Clinopodium brownei

Clinopodium brownei (Sw.) Kuntze

Synonym: Satureja brownei

Common Names: West Indian Thyme

Family: Lamiaceae

Habit: Clinopodium brownei grows as a perennial up to 40 cm (usually lower) in height. The leaves are arranged oppositely to 2 cm in length, ovate to suborbicular with a slightly crenate leaf margin and rounded leaf apex.  All vegetative material may or may not be pubescent.

The complete, perfect, zygomorphic flowers are arranged in few flowered cymes. The calyx has 5 fused, reddish green sepals forming a tube that may be pubescent.
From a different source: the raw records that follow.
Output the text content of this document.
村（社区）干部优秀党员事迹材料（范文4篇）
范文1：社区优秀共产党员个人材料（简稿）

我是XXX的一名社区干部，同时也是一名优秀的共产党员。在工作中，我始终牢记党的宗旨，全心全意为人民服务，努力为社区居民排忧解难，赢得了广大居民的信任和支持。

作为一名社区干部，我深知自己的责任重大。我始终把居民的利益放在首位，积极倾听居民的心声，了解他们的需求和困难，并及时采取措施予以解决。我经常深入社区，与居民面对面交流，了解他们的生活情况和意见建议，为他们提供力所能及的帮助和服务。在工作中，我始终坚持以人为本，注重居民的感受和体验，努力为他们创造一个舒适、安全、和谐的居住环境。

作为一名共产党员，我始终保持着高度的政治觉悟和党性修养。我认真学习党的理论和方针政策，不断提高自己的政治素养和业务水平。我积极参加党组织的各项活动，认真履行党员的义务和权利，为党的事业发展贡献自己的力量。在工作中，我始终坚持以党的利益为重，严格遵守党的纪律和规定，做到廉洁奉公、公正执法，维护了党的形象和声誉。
The corolla has 5 fused white (with pink areas), pubescent petals with 3 lobes below and 2 lobes above. There are 4 stamens fused to the corolla.  The ovary is superior with 4 locules each with a single seed. The fruit is an aggregate of nutlets.

Habitat: Clinopodium brownei grows in sink holes and wet areas around Sabal palmetto Woodlands.

Distribution: Clinopodium brownei occurs on all island groupings in the Lucayan Archipelago, the Greater Antilles, and Central and South America.

Medicinal/Cultural/Economic usage: Clinopodium brownei is used in the Lucayan Archipelago to treat obstetric and gynecological issues.